Monday, December 04, 2017

"Tallahassee was, and still is, an oasis of dissipation and indulgences of every ilk" (SAR column by Jim Sutton)



Amazing column by Jim Sutton about slutty Tallahassee politician (his dad, who was a State Senator and State Representative. Thank you for blowing the whistle.

Posted December 3, 2017 12:02 am
Egos, libidos the culture of politics

In the country’s new web of sexual harassment, it’s fitting that politicians are getting stuck like the blowflies they likely are. Egos are the ethos in both Tallahassee and Washington D.C.

The behavior isn’t something new, though the spotlight certainly is. I grew up in it, but was too young to realize it back then.

Dad was a member of Florida’s House of Representatives and later a Senator. I spent my childhood days on the road with him during the endless electioneering.

Back then it was a long series of, generally, fish fries, where the candidates spoke on makeshift stages. My job was to stick bumper stickers on as many parked cars and trucks as possible until it was his turn at the mic.

Then he’d hold me in one arm and gesture with the other as he spoke, and it always ended with his five-year-old pronouncing, “Vote for my dad. He’s the best.”

There would be photo sessions with dad and me in the little Orlando Clipper boat, fishing. Or dad and me riding horses. We stretched barb wire around the pasture for the campaign photos and walked through our orange groves.

Parades were a big thing back then. Seems we were always in one. Dad would drive with mom in the front. My sisters and I waved from the back of a convertible. They wore their Easter dresses and little white gloves.

For most of the year we stayed home in a sleepy town called Windermere outside of Orlando — which, come to think of it, was a sleepy town itself in the late 1950s. Disney had not yet descended upon us.

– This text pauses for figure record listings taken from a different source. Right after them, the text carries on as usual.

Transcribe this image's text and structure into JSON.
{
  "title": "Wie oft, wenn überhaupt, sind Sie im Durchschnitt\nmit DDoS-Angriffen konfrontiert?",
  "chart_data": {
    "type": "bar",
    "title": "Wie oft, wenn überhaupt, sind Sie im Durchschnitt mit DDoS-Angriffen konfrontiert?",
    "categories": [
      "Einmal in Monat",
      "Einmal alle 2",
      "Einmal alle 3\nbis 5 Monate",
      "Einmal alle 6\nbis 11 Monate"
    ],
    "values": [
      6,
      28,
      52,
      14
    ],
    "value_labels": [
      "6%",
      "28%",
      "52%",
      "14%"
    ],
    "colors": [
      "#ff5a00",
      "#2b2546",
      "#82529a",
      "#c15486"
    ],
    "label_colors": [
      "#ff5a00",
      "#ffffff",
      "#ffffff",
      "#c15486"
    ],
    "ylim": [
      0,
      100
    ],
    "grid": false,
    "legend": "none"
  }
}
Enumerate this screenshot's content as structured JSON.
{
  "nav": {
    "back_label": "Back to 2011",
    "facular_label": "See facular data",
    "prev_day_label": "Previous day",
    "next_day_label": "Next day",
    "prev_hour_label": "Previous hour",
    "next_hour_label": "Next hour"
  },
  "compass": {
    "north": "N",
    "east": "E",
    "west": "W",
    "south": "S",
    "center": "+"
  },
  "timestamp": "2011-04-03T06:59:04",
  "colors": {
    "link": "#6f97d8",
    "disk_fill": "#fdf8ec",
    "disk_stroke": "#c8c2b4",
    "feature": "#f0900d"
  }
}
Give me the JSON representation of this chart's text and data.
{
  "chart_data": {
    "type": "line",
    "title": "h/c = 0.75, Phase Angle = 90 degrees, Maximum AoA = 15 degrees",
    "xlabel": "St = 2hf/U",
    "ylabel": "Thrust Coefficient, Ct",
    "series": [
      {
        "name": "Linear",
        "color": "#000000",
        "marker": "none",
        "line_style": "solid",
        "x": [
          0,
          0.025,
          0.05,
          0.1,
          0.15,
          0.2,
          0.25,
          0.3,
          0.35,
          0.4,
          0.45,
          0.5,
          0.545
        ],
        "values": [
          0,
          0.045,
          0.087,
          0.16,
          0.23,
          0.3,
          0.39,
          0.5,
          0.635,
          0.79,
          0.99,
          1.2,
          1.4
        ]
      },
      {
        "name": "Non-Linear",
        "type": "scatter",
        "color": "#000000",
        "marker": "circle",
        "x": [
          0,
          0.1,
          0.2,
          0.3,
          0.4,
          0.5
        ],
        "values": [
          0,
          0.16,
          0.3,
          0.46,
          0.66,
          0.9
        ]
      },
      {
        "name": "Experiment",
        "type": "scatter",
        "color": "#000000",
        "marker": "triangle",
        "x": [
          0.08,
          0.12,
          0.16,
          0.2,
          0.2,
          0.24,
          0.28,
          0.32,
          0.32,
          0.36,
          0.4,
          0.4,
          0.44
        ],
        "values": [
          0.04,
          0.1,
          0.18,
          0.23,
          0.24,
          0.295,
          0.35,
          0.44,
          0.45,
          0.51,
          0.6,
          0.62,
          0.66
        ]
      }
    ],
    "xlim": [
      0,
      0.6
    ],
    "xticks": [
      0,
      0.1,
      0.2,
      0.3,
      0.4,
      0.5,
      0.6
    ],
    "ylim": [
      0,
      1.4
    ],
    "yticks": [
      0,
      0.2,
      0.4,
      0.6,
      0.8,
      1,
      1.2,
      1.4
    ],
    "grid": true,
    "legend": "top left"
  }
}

But during the session, my little sister, Cookie, and I went with mom and dad to live in Tallahassee. My two older sisters stayed for those months at home with my grandmother because they were in elementary school.

I got appendicitis that year and Gov. LeRoy Collins gave me a gold spoon with the Florida crest on it for being brave.

For most of my childhood whatever dad did, I did. My three sisters took the mandatory dance, singing and piano lessons every weekend, leaving dad stuck with me.

That meant heading to Cocoa Beach many weekends to fish with his buddies. If you wonder if egos were just as big back then, dad named his 26-foot Scottie Craft boat the “Payola.” I didn’t know what the word meant until later.

I remember having many ”aunts” that hung around the little trailer we had there with a big screened porch off to the side where I was told to stay.

I remember being 15 miles offshore when dad would hand me off to another boat for the day, with an “uncle” who always had those layered sugar cookies for me to eat.

If we weren’t fishing, we were glad-handing between elections. We rode the Georgia-Florida Train from Orlando the Jacksonville annually as part of the campaign. I saw things on those trips it took years to understand.

As a teen, the fog kind of lifted for me. Dad would hit on my friends’ mothers, or anyone else’s. It ended when he divorced my mother and married my best friend’s mother. So my buddy became my brother. And the jig was pretty much up.

My mom, used to being at parties and big to-dos most of her married life, became a waitress at the Dutch Inn on International Drive in order to make a living. My sisters lived with dad in his new digs. I stayed with mom, whose life became a hollow cycle of embarrassment and shame.

She would come home from work so exhausted from being on her feet all day and getting stiffed on tips by foreign tourists, she’d soak her corns in Epsom salts and cry herself to sleep.

Tallahassee was, and still is, an oasis of dissipation and indulgences of every ilk. I can’t condone what so many of our elected leaders do behind the backs of their constituents, not to mention wives. But it is a culture of quid pro quo in which plenty of females get what they want while paying their moral piper — giving the same, whether for a job or a vote or just a good time.

Go to Clyde’s and Costello’s bar on Adams Street any afternoon during the spring and you’ll see more business being conducted than any eight-hour session inside the Capital. There’s more when it closes.

Maybe all this attention to the libidos of our elected leaders will curb the excesses. But I doubt it. They’ll just get smarter or more careful.

And their little boys may grow up wondering, too, why they can’t fish in dad’s boat anymore.

Jim is the Opinion Page Editor. Reach him at jim.sutton@staugustine.com or 904-819-3487.





2 Comments
Edward Adelbert Slavin · 
Thank you for speaking out. Eloquent and evocative and moving.
LikeReply2 mins
Megan Davis Porter · 
This was obviously very difficult to write. Incredibly moving and sad, and you managed to capture the rancid atmosphere of politics and corruption.